“You shall not crucify mankind upon a croissant d’or.”
That was the economist Alan Taylor’s response (in correspondence) to French President François Hollande’s embrace of Say’s Law – Mr. Hollande literally said that “supply actually creates demand” in a press conference – together with his shift to, again in his own words, supply-side policies.
The amazing thing to me, aside from Mr. Hollande’s haplessness, is the extreme pessimism that has evidently enveloped the French elite. You’d think that France was a disaster area. Yet the numbers, while not good, just aren’t that dramatic.
Start with growth since the crisis. How does France stack up in the European context? It doesn’t perform as well as Germany, obviously. But if you compare it with other European countries – even if you leave out the troubled debtors – it doesn’t stand out as a poor performer.
What about declining competitiveness? It’s true that France has consistently run current account deficits in recent years, but they’re quite small. And France’s fiscal outlook doesn’t look at all worrying, except to the extent that it has slashed its structural deficit too much in the face of economic weakness.
Bond markets, which panicked during the worst of the euro crisis, don’t seem very worried at this point. Now, French performance has definitely been weak in recent quarters. But why? The economist Francesco Saraceno argues, using survey evidence, that the problem is demand, not supply. Inflation data also supports this view.
France, like much of Europe, seems to be flirting with deflation and very much at risk of falling into a scenario similar to that of Japan. Oh, and while an International Monetary Fund report on this topic tries to place some weight on “uncertainty,” the conclusion is still that austerity policies are a large part of the story. Again, things aren’t good.
But you do have to wonder why the French elites are so easily intimidated into making a hard right turn while in much worse cases like Finland and the Netherlands, the elites remain steadfast in their notion that the worse things get, the more committed they have to be to inflicting further pain.
The Glittering Crises
Many people have pointed out that the euro system has ended up functioning a lot like the gold standard – and in so doing has replicated the “gold fetters” that many economic historians say played a big role in the propagation of the Great Depression.

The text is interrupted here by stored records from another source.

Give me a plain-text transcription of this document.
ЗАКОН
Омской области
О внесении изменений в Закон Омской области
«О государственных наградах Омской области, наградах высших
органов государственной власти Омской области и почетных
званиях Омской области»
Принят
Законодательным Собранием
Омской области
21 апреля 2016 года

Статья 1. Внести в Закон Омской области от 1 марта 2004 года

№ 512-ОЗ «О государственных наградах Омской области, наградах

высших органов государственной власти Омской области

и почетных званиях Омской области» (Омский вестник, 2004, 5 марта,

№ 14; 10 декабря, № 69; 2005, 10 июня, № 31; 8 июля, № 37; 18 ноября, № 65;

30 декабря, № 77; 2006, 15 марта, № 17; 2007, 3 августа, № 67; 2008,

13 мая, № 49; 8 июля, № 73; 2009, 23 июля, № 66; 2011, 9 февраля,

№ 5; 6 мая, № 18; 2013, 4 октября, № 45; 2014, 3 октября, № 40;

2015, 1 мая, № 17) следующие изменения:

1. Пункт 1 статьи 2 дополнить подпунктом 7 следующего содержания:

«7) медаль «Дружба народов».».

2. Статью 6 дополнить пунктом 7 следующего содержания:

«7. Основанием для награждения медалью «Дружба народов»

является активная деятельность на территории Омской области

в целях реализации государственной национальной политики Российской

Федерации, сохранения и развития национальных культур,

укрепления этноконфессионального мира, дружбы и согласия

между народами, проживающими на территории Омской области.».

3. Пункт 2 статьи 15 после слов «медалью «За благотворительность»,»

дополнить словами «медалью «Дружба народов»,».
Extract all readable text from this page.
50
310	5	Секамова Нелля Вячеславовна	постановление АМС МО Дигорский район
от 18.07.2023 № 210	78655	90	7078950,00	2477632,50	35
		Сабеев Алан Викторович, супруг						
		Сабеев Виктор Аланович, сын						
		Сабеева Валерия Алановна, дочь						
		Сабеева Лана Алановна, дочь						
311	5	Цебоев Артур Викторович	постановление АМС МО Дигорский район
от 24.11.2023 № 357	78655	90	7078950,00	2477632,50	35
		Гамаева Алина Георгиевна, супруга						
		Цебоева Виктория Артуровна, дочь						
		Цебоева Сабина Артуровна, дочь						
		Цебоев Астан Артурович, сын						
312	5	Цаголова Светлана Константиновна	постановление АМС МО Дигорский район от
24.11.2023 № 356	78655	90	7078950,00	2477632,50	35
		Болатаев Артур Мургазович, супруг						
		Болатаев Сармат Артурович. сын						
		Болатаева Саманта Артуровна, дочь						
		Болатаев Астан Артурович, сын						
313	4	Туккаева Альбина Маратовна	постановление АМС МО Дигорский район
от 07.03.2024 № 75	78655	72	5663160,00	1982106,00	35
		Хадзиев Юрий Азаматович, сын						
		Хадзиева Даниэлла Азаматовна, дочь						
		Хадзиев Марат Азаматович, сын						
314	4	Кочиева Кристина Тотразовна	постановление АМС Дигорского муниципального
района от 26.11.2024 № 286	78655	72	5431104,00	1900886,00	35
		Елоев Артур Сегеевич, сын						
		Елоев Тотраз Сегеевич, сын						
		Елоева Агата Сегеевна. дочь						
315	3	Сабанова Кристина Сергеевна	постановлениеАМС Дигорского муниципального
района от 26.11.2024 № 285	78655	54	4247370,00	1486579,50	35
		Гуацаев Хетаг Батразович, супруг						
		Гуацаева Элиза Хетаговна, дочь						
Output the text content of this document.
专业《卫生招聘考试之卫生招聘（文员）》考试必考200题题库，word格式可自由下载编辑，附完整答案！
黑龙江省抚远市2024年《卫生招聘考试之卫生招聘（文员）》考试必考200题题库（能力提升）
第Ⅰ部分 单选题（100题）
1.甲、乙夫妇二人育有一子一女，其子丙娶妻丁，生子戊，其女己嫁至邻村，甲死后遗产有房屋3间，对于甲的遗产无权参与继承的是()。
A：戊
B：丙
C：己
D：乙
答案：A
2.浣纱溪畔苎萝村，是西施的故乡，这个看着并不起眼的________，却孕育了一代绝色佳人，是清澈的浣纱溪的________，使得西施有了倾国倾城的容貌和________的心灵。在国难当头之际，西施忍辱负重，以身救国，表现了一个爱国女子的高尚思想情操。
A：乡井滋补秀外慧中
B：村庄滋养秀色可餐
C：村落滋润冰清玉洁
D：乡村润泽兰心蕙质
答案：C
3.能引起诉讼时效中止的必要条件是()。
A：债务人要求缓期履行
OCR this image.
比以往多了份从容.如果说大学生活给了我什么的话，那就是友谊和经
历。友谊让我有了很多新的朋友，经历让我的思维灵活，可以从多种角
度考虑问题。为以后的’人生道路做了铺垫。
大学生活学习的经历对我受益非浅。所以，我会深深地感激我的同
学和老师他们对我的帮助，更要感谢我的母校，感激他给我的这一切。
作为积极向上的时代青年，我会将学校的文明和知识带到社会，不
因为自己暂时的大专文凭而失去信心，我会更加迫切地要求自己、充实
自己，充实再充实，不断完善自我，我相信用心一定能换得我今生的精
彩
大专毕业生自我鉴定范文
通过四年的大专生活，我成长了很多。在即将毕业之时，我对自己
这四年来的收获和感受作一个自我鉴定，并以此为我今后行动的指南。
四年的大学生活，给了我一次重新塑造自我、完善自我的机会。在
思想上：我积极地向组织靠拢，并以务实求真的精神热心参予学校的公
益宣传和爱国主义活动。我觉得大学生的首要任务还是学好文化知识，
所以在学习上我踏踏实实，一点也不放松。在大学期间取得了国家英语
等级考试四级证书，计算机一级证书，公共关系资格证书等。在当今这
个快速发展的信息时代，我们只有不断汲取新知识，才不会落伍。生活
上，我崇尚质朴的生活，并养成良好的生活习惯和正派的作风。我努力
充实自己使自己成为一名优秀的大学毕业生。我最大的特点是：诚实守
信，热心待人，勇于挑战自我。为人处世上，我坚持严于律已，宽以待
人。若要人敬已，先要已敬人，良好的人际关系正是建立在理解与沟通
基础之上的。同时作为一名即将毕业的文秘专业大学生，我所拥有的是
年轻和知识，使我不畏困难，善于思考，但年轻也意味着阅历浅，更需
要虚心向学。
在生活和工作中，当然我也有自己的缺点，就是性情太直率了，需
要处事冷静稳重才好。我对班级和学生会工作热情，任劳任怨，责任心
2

Among other things, this whole discussion has ushered in, um, a golden age for economic history: I can’t think of a time when history has been as useful as a guide to current events (and current action, if only policymakers would listen) as it has since 2008.
And the historians still have more to teach us. In a recent article in The Economist, the Oxford economist Kevin O’Rourke revisited the gold standard in its pre-1914 heyday, and pointed out that even under the favorable conditions of the day, the system only worked even passably well during periods of inflation. This is, as he wrote, all the more reason that leaders in the euro zone should be deeply alarmed about the slide toward overall deflation.